The other change was that a limit was placed on each school (the evaluations are submitted through the schools) of five players each year, which could only be expanded if the school sought a specific waiver. Don’t you think that the school limit affected these numbers?
So just because the number of people requesting an evaluation has dropped, does not mean the actual number of early entrants will, at least as dramatically. Most of the players who were undrafted last year as early entrants either did not seek an evaluation from the Draft Advisory Board, ignored the (more specific) recommendation, or relied on a previous evaluation from an earlier year, prior to injuries and poor performance. Many of the entrants, also, who go early while having a slim chance of getting drafted do so because of legal or disciplinary issues–in other words, they might be out of the program anyway.
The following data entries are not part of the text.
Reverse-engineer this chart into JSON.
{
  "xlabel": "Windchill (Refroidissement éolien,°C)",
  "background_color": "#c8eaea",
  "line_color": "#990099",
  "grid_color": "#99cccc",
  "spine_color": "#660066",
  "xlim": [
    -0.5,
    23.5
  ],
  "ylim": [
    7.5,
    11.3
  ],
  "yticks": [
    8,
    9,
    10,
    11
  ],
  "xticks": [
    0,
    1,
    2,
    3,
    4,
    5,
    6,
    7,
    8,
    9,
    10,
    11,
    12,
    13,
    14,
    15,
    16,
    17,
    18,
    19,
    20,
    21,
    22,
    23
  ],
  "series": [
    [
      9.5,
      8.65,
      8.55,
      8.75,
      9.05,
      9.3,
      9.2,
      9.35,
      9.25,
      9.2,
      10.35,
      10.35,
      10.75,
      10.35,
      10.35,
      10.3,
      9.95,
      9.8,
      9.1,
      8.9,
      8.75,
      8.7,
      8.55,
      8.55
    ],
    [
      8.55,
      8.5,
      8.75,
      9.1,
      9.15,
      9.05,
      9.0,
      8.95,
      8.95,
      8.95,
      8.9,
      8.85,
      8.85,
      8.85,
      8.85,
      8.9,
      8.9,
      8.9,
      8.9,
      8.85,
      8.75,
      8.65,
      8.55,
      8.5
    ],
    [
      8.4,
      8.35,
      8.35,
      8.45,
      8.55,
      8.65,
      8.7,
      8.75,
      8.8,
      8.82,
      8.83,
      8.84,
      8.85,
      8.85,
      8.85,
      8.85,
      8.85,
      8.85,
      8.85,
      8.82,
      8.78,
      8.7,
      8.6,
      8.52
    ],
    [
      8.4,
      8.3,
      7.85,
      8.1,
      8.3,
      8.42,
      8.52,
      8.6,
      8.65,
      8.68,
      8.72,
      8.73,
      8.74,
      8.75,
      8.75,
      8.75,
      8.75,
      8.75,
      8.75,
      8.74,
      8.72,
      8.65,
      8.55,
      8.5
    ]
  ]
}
Making a value judgment that only being drafted in the top two rounds is worthy of going professional may not match the reality for many players. There is a vast difference between being a fourth round pick, and someone who has very little chance of ever making a NFL roster. Just look at this year. In addition to all the early picks, underclassmen like Martavis Bryant, Tre Mason, Alfred Blue, Bashaud Breeland, De’Anthony Thomas, Cameron Fleming, Aaron Lynch, Richard Rodgers, Terrance West and Jarvis Landry have all been contributors as guys drafted outside the first two rounds.
Should they get the same designation as someone who has no chance to make a roster? Or should they be given better information?
Most importantly, if they are not going to be given that evaluation from the Draft Advisory Board, players who are hearing they could get drafted, but are not likely to be top picks, may just declare without seeking advice.
We’ll see how it turns out, but while requests are down, we’ll find out in a month whether that was a function of the structure that is limiting requests and the specificity of information, or an actual downturn in the number of underclassmen ready to move on and start getting paid to play football.